Viel ist es ja nicht, was man heute noch über van Eycks Leben weiß. Der überreiche Ausstellungskatalog fasst auch das zusammen – erweitert um jüngste Forschungen aus seinem Brügger Lebensumfeld 1430 mit der Nachbarschaft von gehobenem Bürgertum, Künstlerkollegen und Bordell. Und die Lektüre von vanEyck-Spezialisten wie Till-Holger Borchert ist stets ein Gewinn (Verlag Belser, 500 S., 69 Euro).
Nicht nach Gent aber haben es unter anderem geschafft: die Arnolfini-Hochzeit, auf der der Maler in lateinischer Übersetzung signiert: „Johannes de Eyck war hier“, sowie der Mann mit dem roten Turban, möglicherweise ein Selbstporträt, beide aus der National Gallery London (der Euro-Star bringt einen in drei Stunden dorthin) sowie der atemberaubende Joris van der Paele aus dem zwanzig Auto-Minuten entfernten Brügge. Und der Louvre wollte auch nicht auf seine RolinMadonna verzichten.
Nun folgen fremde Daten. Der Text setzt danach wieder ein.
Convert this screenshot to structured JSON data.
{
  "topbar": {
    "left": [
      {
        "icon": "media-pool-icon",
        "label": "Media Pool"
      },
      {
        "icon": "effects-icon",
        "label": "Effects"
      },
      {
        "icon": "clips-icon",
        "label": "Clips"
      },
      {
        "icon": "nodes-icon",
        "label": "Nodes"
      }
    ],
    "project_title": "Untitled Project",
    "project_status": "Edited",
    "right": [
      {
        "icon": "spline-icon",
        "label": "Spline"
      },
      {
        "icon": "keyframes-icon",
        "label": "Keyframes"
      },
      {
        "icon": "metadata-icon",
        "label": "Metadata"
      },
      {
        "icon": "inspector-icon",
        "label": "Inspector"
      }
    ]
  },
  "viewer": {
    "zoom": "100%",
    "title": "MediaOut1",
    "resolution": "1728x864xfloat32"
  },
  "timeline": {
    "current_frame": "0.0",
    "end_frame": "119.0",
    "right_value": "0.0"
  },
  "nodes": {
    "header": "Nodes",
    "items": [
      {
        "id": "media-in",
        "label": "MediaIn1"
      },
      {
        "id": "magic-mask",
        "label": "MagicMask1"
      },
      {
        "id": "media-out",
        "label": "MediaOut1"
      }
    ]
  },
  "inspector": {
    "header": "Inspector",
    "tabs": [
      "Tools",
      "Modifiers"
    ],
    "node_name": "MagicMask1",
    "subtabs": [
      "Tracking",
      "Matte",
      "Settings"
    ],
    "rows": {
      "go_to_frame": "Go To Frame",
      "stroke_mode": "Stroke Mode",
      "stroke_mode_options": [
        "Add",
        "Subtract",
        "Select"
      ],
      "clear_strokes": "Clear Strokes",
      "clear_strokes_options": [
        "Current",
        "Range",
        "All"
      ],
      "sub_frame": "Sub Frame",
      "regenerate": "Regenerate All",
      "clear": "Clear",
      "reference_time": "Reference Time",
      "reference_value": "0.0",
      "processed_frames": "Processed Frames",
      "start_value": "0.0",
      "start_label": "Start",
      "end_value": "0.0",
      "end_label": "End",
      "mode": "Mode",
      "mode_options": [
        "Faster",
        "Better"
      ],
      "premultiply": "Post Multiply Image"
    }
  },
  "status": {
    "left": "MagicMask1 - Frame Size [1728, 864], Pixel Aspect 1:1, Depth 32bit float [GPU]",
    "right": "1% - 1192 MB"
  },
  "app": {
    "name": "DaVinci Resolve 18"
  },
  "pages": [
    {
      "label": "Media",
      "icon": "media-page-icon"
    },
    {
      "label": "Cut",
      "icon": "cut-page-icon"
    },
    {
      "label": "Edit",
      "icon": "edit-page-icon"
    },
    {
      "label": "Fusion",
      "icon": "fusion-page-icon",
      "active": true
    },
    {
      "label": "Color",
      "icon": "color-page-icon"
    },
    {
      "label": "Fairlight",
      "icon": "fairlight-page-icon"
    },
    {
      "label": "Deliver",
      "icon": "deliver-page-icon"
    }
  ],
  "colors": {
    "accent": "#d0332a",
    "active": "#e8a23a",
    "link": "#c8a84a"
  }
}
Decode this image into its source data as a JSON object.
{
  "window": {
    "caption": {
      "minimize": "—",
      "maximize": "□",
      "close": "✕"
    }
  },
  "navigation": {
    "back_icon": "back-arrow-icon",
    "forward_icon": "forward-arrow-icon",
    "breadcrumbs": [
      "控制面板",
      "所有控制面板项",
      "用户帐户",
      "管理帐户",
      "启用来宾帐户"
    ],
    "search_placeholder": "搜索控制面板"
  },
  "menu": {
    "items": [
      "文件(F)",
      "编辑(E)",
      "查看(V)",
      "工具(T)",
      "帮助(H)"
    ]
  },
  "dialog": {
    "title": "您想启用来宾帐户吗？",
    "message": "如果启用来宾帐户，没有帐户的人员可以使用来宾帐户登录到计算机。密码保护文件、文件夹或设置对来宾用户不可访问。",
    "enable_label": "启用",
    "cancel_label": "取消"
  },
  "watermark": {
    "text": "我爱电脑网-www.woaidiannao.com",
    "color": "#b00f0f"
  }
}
Aufgewogen wird das durch zu vergleichende flämische Feinmalerei etwa eines Petrus Christus, Jan Gossaert, Gerard David – und durch besagte italienische Malerei, darunter Fra Angelico, Uccello, Masaccio. Schließlich gilt: keine Ausstellung der Wende zur frühen Neuzeit ohne schwäbische Beispiele. In Gent sind das eine sorgsamst bemalte Alabaster-Skulptur der Heiligen Dreifaltigkeit vom Ulmer Meister Hans Multscher sowie eine anonyme filigrane Verkündigungszeichnung aus dem Stammbuch des Augsburgers Philipp Hainhofer, dieses seinerzeit bedeutenden Diplomaten und Kunstagenten, der u. a. den Pommerschen Kunstschrank initiierte.
„Man findet keinen vergleichbaren Mann“
Laufzeit bis 30. April, täglich ab 9.30 Uhr, montags, freitags, samstags bis 23 Uhr. Empfehlenswert ist die OnlineBuchung im Genter Museum der Schönen Künste (25 Euro mit Audio-Guide). Es gibt bereits ausverkaufte Tage.